Non è un caso che quando l’ONU ha adottato norme non obbligatorie per il rispetto dei diritti umani da parte delle imprese, siano state per prime le stesse imprese, e non certo gli Stati, a fare volontariamente proprie queste norme, che si chiamano oggi “Guiding Principles on Business and Human Rights”. Ovviamente non si tratta di un impulso etico e compassionevole, ma di evitare i problemi reputazionali che si erano manifestati all’inizio con i famosi palloni da calcio della Nike, che venivano prodotti dalla Nike attraverso il lavoro di bambini sfruttati. Oggi sono le imprese a controllare volontariamente le proprie filiere.

Ho scritto nella chat a Nunzio Ingiusto, un giornalista che stimo incondizionatamente, che quando mi rivolgo ai giovani, parlando della informazione, li esorto sempre ad accertare chi paga il giornalista o l’informatore che scrive o parla. Non intendo dire che tutti i giornalisti si muovano solo al servizio degli interessi di chi li paga, volevo solo dire che in un mondo in cui conta l’immensa potenza della finanza, delle grandi imprese e del denaro, l’indipendenza dell’informazione è necessariamente a rischio (il caso Big Pharm insegna!). Troppe opinioni e analisi sono condotte quando i proprietari delle fonti non potrebbero esserne colpiti, oppure le interviste televisive che vediamo in onda, sono spesso soltanto quelle che danno ragione a quello che l’intervistatore vuole dire. Per non parlare dei talk show che sono teatrini dove anche la contraddizione delle idee è spesso un puro spettacolo.

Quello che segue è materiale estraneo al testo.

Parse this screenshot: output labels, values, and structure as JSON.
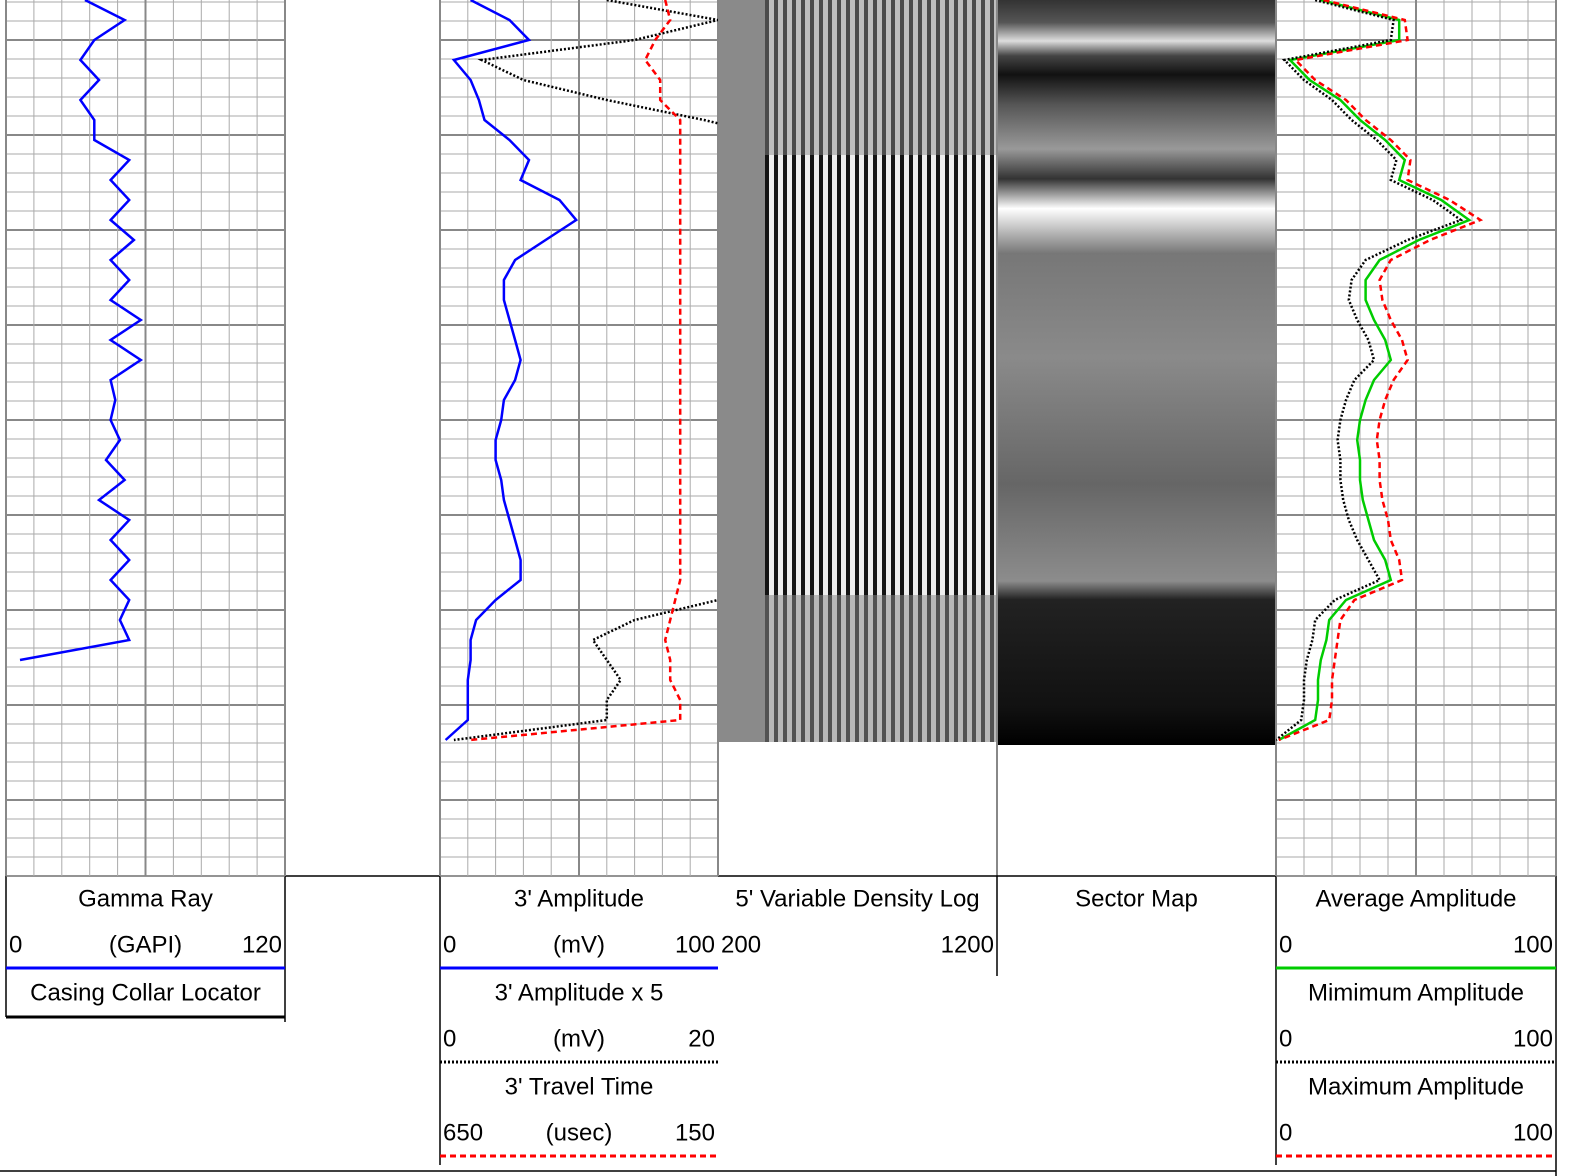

È la società del denaro che rende sempre più difficile avere giornalisti veri, inchieste vere, come quelle di Indro Montanelli o Igor Mann.

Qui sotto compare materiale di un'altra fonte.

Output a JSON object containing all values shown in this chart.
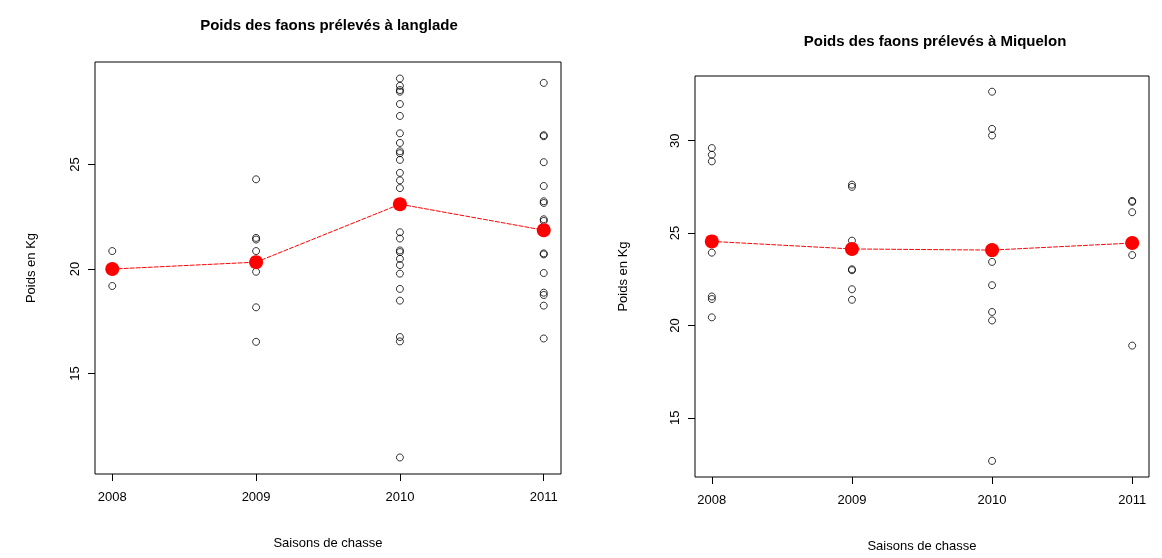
{
  "chart_data": [
    {
      "type": "scatter",
      "title": "Poids des faons prélevés à langlade",
      "xlabel": "Saisons de chasse",
      "ylabel": "Poids en Kg",
      "xlim": [
        2007.88,
        2011.12
      ],
      "xticks": [
        2008,
        2009,
        2010,
        2011
      ],
      "ylim": [
        10.2,
        29.9
      ],
      "yticks": [
        15,
        20,
        25
      ],
      "series": [
        {
          "color": "#000000",
          "marker": "circle",
          "x": [
            2008,
            2008,
            2009,
            2009,
            2009,
            2009,
            2009,
            2009,
            2009,
            2010,
            2010,
            2010,
            2010,
            2010,
            2010,
            2010,
            2010,
            2010,
            2010,
            2010,
            2010,
            2010,
            2010,
            2010,
            2010,
            2010,
            2010,
            2010,
            2010,
            2010,
            2010,
            2010,
            2010,
            2010,
            2010,
            2011,
            2011,
            2011,
            2011,
            2011,
            2011,
            2011,
            2011,
            2011,
            2011,
            2011,
            2011,
            2011,
            2011,
            2011,
            2011
          ],
          "values": [
            20.86,
            19.19,
            24.29,
            21.49,
            21.41,
            20.86,
            19.87,
            18.17,
            16.52,
            29.11,
            28.76,
            28.56,
            28.48,
            27.89,
            27.32,
            26.49,
            26.03,
            25.63,
            25.54,
            25.22,
            24.6,
            24.24,
            23.87,
            21.76,
            21.46,
            20.89,
            20.81,
            20.49,
            20.19,
            19.78,
            19.05,
            18.49,
            16.75,
            16.54,
            10.99,
            28.9,
            26.4,
            26.35,
            25.11,
            23.97,
            23.24,
            23.16,
            22.38,
            22.3,
            20.75,
            20.7,
            19.81,
            18.87,
            18.76,
            18.25,
            16.68
          ]
        },
        {
          "type": "line",
          "color": "#ff0000",
          "marker": "circle",
          "line_style": "dashed",
          "x": [
            2008,
            2009,
            2010,
            2011
          ],
          "values": [
            20.0,
            20.33,
            23.1,
            21.86
          ]
        }
      ]
    },
    {
      "type": "scatter",
      "title": "Poids des faons prélevés à Miquelon",
      "xlabel": "Saisons de chasse",
      "ylabel": "Poids en Kg",
      "xlim": [
        2007.88,
        2011.12
      ],
      "xticks": [
        2008,
        2009,
        2010,
        2011
      ],
      "ylim": [
        11.8,
        33.5
      ],
      "yticks": [
        15,
        20,
        25,
        30
      ],
      "series": [
        {
          "color": "#000000",
          "marker": "circle",
          "x": [
            2008,
            2008,
            2008,
            2008,
            2008,
            2008,
            2008,
            2009,
            2009,
            2009,
            2009,
            2009,
            2009,
            2009,
            2010,
            2010,
            2010,
            2010,
            2010,
            2010,
            2010,
            2010,
            2011,
            2011,
            2011,
            2011,
            2011
          ],
          "values": [
            29.6,
            29.24,
            28.88,
            23.94,
            21.57,
            21.43,
            20.44,
            27.62,
            27.5,
            24.59,
            23.04,
            22.99,
            21.96,
            21.39,
            32.65,
            30.64,
            30.28,
            23.44,
            22.18,
            20.73,
            20.27,
            12.67,
            26.74,
            26.69,
            26.13,
            23.81,
            18.91
          ]
        },
        {
          "type": "line",
          "color": "#ff0000",
          "marker": "circle",
          "line_style": "dashed",
          "x": [
            2008,
            2009,
            2010,
            2011
          ],
          "values": [
            24.55,
            24.14,
            24.08,
            24.46
          ]
        }
      ]
    }
  ]
}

Foto di Johanna Nikolaus da Pixabay

Questo non significa che non ci siano buoni giornalisti, ma che è sempre più difficile per loro far sentire una voce dissonante. Ecco perché – sempre parlando ai giovani dell’informazione – suggerisco con forza di confrontare le fonti utilizzandone altre, soprattutto quelle più diverse dalla stampa ufficiale. La libertà di stampa, così come quella della magistratura, è il più grande strumento di controllo del potere, come mostra la trasmissione Report, il Watergate e Wikileaks, e va difesa ad ogni costo, dando per scontati errori e fake news che ci sono e ci saranno sempre. Mio suocero, un anziano ebreo molto laico, che aveva assistito alla propaganda nazista, e alle conseguenze che ne seguirono, soleva dire “meglio un po’ più di disordine, che troppo ordine”. E spero che questa affermazione sia interpretata nel senso giusto. Le calunnie rimarranno sempre tali, e c’è una giustizia per punire i colpevoli.

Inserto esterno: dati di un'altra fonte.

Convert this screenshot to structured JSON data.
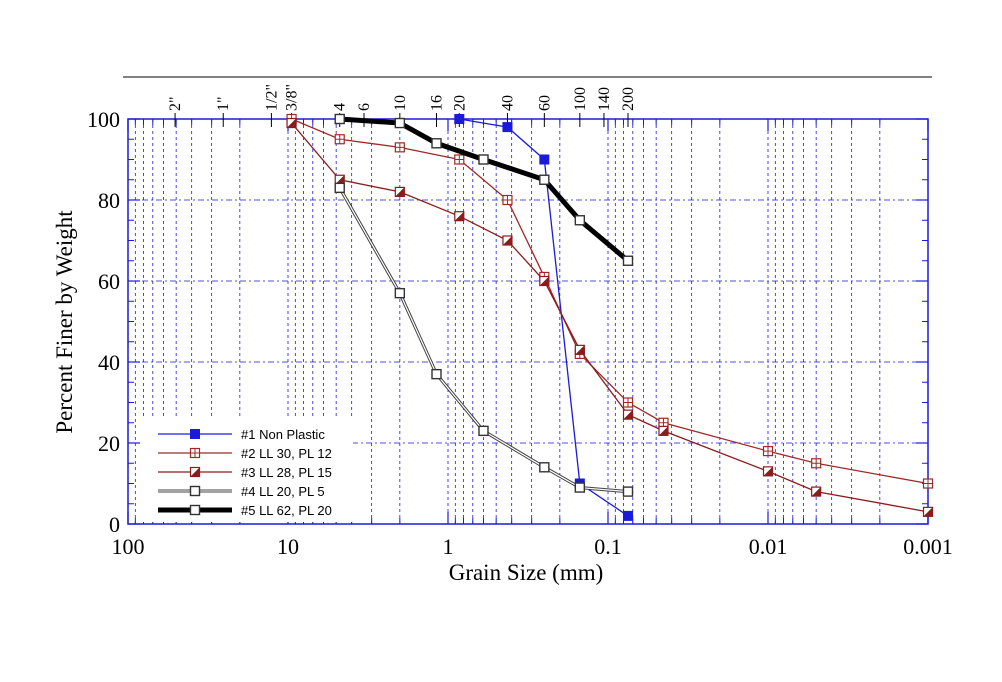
{
  "chart_data": {
    "type": "line",
    "xlabel": "Grain Size (mm)",
    "ylabel": "Percent Finer by Weight",
    "x_scale": "log",
    "x_reversed": true,
    "xlim": [
      100,
      0.001
    ],
    "ylim": [
      0,
      100
    ],
    "x_ticks": [
      {
        "value": 100,
        "label": "100"
      },
      {
        "value": 10,
        "label": "10"
      },
      {
        "value": 1,
        "label": "1"
      },
      {
        "value": 0.1,
        "label": "0.1"
      },
      {
        "value": 0.01,
        "label": "0.01"
      },
      {
        "value": 0.001,
        "label": "0.001"
      }
    ],
    "y_ticks": [
      {
        "value": 0,
        "label": "0"
      },
      {
        "value": 20,
        "label": "20"
      },
      {
        "value": 40,
        "label": "40"
      },
      {
        "value": 60,
        "label": "60"
      },
      {
        "value": 80,
        "label": "80"
      },
      {
        "value": 100,
        "label": "100"
      }
    ],
    "sieve_sizes": [
      {
        "label": "2\"",
        "mm": 50.8
      },
      {
        "label": "1\"",
        "mm": 25.4
      },
      {
        "label": "1/2\"",
        "mm": 12.7
      },
      {
        "label": "3/8\"",
        "mm": 9.5
      },
      {
        "label": "4",
        "mm": 4.75
      },
      {
        "label": "6",
        "mm": 3.35
      },
      {
        "label": "10",
        "mm": 2.0
      },
      {
        "label": "16",
        "mm": 1.18
      },
      {
        "label": "20",
        "mm": 0.85
      },
      {
        "label": "40",
        "mm": 0.425
      },
      {
        "label": "60",
        "mm": 0.25
      },
      {
        "label": "100",
        "mm": 0.15
      },
      {
        "label": "140",
        "mm": 0.106
      },
      {
        "label": "200",
        "mm": 0.075
      }
    ],
    "grid": true,
    "legend_position": "bottom-left",
    "series": [
      {
        "name": "#1 Non Plastic",
        "color": "#1a1adb",
        "marker": "square-filled",
        "line_width": 1.3,
        "x": [
          0.85,
          0.425,
          0.25,
          0.15,
          0.075
        ],
        "y": [
          100,
          98,
          90,
          10,
          2
        ]
      },
      {
        "name": "#2 LL 30, PL 12",
        "color": "#a02828",
        "marker": "square-cross",
        "line_width": 1.3,
        "x": [
          9.5,
          4.75,
          2.0,
          0.85,
          0.425,
          0.25,
          0.15,
          0.075,
          0.045,
          0.01,
          0.005,
          0.001
        ],
        "y": [
          100,
          95,
          93,
          90,
          80,
          61,
          42,
          30,
          25,
          18,
          15,
          10
        ]
      },
      {
        "name": "#3 LL 28, PL 15",
        "color": "#8a1c1c",
        "marker": "square-half",
        "line_width": 1.3,
        "x": [
          9.5,
          4.75,
          2.0,
          0.85,
          0.425,
          0.25,
          0.15,
          0.075,
          0.045,
          0.01,
          0.005,
          0.001
        ],
        "y": [
          99,
          85,
          82,
          76,
          70,
          60,
          43,
          27,
          23,
          13,
          8,
          3
        ]
      },
      {
        "name": "#4 LL 20, PL 5",
        "color": "#555555",
        "marker": "square-open",
        "line_width": 2.2,
        "x": [
          4.75,
          2.0,
          1.18,
          0.6,
          0.25,
          0.15,
          0.075
        ],
        "y": [
          83,
          57,
          37,
          23,
          14,
          9,
          8
        ]
      },
      {
        "name": "#5 LL 62, PL 20",
        "color": "#000000",
        "marker": "square-open",
        "line_width": 5,
        "x": [
          4.75,
          2.0,
          1.18,
          0.6,
          0.25,
          0.15,
          0.075
        ],
        "y": [
          100,
          99,
          94,
          90,
          85,
          75,
          65
        ]
      }
    ]
  }
}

Nessuno è veramente imparziale, io per primo, ma se confrontate i telegiornali RAI con quelli di Sky TG24, vedrete la differenza. Giovanna Botteri è forse una delle mie ultime eroine, ma se ascoltate Nicole Di Ilio, su Sky TG24, vedrete che anche una giornalista, molto più giovane di Giovanna, sa fare il suo mestiere senza arroganza, con serietà, e con l’umiltà di chi vuole fornire una vera informazione.

L’autore dichiara a difesa del suo onore e della sua responsabilità, che tutto quanto scrive dipende esclusivamente dalla sua modesta esperienza e cultura e che non si è servito, né si servirà mai in futuro, di ChatGPT o altri strumenti di intelligenza artificiale per le sue ricerche e i suoi scritti.